--J'en suis sûr; sans cela, je n'irais pas moi-même, de gaieté de coeur, vous jeter dans la gueule du loup.
--Cependant j'ai bien souvent entendu citer la haine invétérée que les Indiens ont conservée pour les blancs, et les affreuses tortures qu'ils savent infliger à ceux de notre race qui ont le malheur de tomber entre leurs mains.
--Il y a du vrai là-dedans. Les Peaux-Rouges sont passés maîtres en fait de supplices, et Us font de préférence briller leur talent sur les blancs. Mais rien de semblable n'est à craindre. Les Yakangs connaissent et pratiquent le dicton: "Les amis de nos amis." Or non-seulement je suis leur ami, mais je suis encore frère d'adoption de leur grand chef, la Flèche-Noire, qui est bien le plus brave guerrier que la terre ait jamais porté.
--Par quel concours de circonstances les Indiens furent-ils amenés à vous admettre dans leurs rangs?
--C'est toute une histoire, et si cela peut vous être agréable je vais vous la conter pour charmer l'ennui de notre route.
--Parlez, mon ami! nous tommes tout oreilles.

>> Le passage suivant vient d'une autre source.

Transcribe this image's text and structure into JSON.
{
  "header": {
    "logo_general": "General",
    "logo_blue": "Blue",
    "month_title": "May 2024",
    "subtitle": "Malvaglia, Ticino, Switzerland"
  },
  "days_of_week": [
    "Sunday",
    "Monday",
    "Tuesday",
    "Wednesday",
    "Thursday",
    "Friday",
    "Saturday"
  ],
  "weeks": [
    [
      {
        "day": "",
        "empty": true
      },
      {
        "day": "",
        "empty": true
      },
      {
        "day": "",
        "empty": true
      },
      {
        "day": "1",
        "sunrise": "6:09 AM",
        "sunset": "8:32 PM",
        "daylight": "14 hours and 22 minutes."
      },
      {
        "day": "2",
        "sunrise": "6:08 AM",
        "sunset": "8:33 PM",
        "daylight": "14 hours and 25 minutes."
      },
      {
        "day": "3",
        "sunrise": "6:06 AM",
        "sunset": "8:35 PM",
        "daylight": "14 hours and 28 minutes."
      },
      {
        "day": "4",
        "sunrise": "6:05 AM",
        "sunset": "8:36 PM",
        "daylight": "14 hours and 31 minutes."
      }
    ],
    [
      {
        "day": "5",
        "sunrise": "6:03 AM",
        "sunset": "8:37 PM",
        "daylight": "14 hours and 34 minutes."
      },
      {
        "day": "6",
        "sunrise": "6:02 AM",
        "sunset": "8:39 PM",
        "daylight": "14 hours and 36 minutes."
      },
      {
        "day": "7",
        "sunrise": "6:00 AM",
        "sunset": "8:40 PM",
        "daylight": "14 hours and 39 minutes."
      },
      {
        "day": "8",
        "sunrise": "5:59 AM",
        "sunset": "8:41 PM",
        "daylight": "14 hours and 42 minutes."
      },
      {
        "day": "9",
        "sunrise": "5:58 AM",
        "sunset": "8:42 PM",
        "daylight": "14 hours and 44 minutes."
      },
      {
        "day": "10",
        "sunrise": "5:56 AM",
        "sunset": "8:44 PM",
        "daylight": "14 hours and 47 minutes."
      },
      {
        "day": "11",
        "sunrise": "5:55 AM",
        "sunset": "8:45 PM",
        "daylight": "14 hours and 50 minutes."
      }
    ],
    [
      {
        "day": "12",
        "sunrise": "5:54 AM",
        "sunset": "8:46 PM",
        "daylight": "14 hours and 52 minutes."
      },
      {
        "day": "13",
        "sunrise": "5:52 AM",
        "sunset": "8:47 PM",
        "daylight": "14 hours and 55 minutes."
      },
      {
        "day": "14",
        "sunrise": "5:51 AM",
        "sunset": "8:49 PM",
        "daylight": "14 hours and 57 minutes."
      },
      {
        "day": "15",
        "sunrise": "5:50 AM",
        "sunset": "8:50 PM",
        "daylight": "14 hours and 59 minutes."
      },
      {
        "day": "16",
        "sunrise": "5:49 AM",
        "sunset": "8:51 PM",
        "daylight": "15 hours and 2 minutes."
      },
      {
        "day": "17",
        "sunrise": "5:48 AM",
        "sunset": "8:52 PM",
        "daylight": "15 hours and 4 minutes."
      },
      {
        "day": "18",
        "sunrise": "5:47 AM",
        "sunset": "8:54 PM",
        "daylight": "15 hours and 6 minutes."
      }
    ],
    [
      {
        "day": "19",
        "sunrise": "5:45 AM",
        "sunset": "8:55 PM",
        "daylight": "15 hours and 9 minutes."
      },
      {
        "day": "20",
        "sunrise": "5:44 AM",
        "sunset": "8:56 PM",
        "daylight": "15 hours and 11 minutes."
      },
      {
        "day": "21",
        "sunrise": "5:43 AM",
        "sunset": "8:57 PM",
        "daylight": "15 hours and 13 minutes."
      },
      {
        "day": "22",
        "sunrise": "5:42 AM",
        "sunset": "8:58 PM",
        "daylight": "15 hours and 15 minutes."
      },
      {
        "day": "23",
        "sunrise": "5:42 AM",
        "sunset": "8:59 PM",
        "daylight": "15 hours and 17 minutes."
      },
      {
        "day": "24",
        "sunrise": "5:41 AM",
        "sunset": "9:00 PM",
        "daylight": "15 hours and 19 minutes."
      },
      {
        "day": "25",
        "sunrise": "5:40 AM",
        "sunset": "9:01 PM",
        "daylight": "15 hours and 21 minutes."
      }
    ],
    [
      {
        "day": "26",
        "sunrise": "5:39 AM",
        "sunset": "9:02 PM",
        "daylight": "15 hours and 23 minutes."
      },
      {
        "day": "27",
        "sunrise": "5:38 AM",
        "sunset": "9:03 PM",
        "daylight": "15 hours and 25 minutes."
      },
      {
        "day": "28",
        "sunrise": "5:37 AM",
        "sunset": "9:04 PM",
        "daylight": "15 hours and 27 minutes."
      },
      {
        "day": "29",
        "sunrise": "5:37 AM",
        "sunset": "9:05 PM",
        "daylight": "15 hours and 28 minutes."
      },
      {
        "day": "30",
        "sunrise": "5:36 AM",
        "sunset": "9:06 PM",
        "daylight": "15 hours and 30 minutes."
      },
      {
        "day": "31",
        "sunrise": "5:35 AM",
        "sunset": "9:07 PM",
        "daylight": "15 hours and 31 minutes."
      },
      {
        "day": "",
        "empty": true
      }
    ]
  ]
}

--Il y a une dizaine d'années, commença le Marcheur, l'hiver dans ces parages, était extrêmement rude: une neige profonde de cinq ou six pieds s'étendait comme un immense suaire sur toute la prairie, qui présentait l'aspect d'une vaste mer blanche, sans flots et sans ondulations. Par suite de diverses circonstances dont l'explication n'aurait aucun intérêt pour vous je me trouvais presque enfoui dans ma hutte, sans provisions d'hiver. La position était critique. Sortir, c'était s'exposer à sombrer dans cette mer de glace; rester, c'était la famine et une mort inévitable. Après avoir mûrement réfléchi, entre deux dangers, je choisis le moindre. M'équipant en guerre, chaudement enveloppé dans deux fourrures d'ours et chargé de mes dernières provisions, je me mis en route. J'étais muni de deux paires de raquettes, sortes de grands patins en bois qui devaient me servir à glisser sur la glace et m'empêcher d'enfoncer dans les endroits où la neige était encore molle.
"Hélas! je me convainquis bientôt que, malgré ma bonne carabine et mon expérience, je n'atteindrais aucun animal. Comment chasser au milieu d'une plaine blanche, unie, à perte de vue, où le gibier vous aperçoit et vous évente d'une lieue? De temps en temps je voyais l'élever hors de portée de maigres coqs de bruyère ou passer comme un ouragan à l'horizon un cerf, un daim, un élan, poursuivis par une bande de loups. Je les contemplais tristement en me disant:
"--Voilà mon souper qui passe!"
"Je vécus ainsi les deux premiers jours, bivaquant au milieu de la glace et économisant le plus possible les maigres provisions qui me restaient. Mais le découragement me gagnait; le froid m'envahissait. Enfin dans la matinée du troisième jour, les masses brunes de la forêt réapparurent à l'horizon. Cette vue me ranima un peu.--Si la forêt ne me fournissait pas de nourriture, au moins elle me fournirait du feu.